Welcome to the first ever recording of Retail Ramblings. Listen to it below:

Show Notes:

Retail Winners & Losers

Winners:

1) Sephora

2) Home Depot

  • Home Depot has prospered while many retailers shrink or even collapse.

  • Haven’t opened any new stores since 2008

    • Sales per location, and per customer, are fuelling the revenue rise and pumping up profits

  • Right business, right time: recovery of home values

  • Sku optimization and vendor accountability also fuels their continued success in such a bad time for retail

3) Fabletics

  • The “athleisure” wear company co-founded by actress Kate Hudson is growing like crazy.

  • Value proposition = reasonably priced workout sets.

  • Started as purely ecommerce play and a subscription service, and customers are able to choose a top and bottom matching or complimentary set starting from $19 – which is much cheaper compared to other players in the field like Lululemon and etc.

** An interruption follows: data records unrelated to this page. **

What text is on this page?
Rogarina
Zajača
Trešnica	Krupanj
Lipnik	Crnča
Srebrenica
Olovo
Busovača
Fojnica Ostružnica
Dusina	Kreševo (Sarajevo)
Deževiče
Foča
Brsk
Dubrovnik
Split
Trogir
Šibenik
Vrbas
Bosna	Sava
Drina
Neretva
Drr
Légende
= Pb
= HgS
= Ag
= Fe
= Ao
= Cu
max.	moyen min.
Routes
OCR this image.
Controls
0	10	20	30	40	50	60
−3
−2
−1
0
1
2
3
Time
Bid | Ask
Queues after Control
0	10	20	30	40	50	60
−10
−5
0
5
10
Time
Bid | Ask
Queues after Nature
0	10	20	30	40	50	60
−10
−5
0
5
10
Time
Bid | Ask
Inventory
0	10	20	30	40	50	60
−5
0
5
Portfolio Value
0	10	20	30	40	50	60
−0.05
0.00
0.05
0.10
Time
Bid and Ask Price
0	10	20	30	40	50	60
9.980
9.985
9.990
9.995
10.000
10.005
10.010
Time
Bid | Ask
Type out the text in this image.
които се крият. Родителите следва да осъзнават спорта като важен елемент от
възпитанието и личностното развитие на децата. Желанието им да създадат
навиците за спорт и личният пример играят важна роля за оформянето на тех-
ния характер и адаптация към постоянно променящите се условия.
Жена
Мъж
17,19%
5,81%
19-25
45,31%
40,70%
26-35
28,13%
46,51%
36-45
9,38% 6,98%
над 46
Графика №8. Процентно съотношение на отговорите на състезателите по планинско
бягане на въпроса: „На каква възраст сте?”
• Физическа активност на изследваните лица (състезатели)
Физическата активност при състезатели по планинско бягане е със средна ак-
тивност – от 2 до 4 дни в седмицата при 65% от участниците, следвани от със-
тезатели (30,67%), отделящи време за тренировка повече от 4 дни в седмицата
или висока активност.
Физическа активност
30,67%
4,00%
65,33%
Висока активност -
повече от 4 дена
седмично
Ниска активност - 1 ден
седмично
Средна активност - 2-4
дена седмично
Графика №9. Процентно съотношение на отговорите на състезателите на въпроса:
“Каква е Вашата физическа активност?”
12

  • Twelve new physical stores are planned for this year. Most will be around 2,200 square feet and open throughout the year.

  • The new locations will join 18 existing storefronts that opened in late 2015

  • Fabletics Announces 12 Store Openings For 2017

Losers:

1) Lowe’s

  • Sales at stores open for longer than a year haven’t grown as quickly as expected

  • Struggling in the face of competition from fierce competitor home depot

  • Home Depot thrives because of efforts to improve its website, customer service and product offerings.

  • Lowe’s – DIY consumer, HD – high-spending professional contractors focus on the do-it-yourself customer

  • Home Depot’s first quarter earnings grew 16%

2) Campbell’s Soup

  • Lower quarterly sales for their staple products: tomato soup

  • Spent on advertising campaigns

  • Indicative of the packaged foods  industry in general

  • Campbell Fresh continues to disappoint: down 6%

  • Struggling to transform image: Campbell fresh

  • Changing consumer trends towards organics because of health/food quality

3) Macy’s

  • Barometer for the industry

  • 100 stores need to close

  • Experts suggest that they need to close more

  • Indicative of department stores in general: 3200 stores closed and counting

    • Why is this occurring in contrast with Sephora?

-Sephora is using technology to keep costs engaged and vendors enabled

-Sephora creates more modern shopping experience

-Using data and information to drive decision making, not anecdotes

The Retail Roadmap

1) Personalization as a trend:

  • Why Retailers Are Racing to Crack the Personalization Code
  • Retail industry in general is moving away from a product focus to a customer focus, and with that comes the trend of personification

  • Brands that use technology and data to offer customers personalized experiences are seeing revenue increase by 6% to 10%, two to three times faster than those that don’t

  • Walmart’s opened a new technology incubator called Store No. 8, where they will invest in emerging technologies including machine learning and artificial intelligence, key toolsets for personalization.

  • Nike’s is doubling its direct connections with consumers through personalization and digital membership.

  • Challenge: consumers are feeling “restless” about the personal data collected on them and are torn between the benefits of giving up their personal data and worries about what appears as invasive and “creepy” marketing.

2) Shopping Through Search

  • Right hand side of google search function
  • Also integrated into image search

  • Terms matched to products

  • Brands need to focus on prominence, positioning, pricing

  • SEO for Shopping: making your brand front and centre

  • Seven Hot Digital Trends In Retail Right Now

3) Cool find: Retail in Real Time

  • Real time visualization of popular US consumer spending would look like.

Data dive

A look at big data in retail:

  • Good example: Costco to target people who bought a contaminated product –  Rather than send out a blanket warning to everyone who shopped at Costco recently, Costco was able to notify the specific customers that purchased those particular items.

  • Big data is a term that we’re hearing a lot in the retail world with brands and retailers taking advantage of it in different ways. There’s still a fine line to cross between convenience and creepiness. Today the question is transforming from “what do you know about me?” but rather “How are you going to use what you know?”

  • Brands are becoming smarter about what information they use, when they use it, and how. Brands are using big data to look promotion performance, seasonality, and regionality – variable that are becoming more and more important.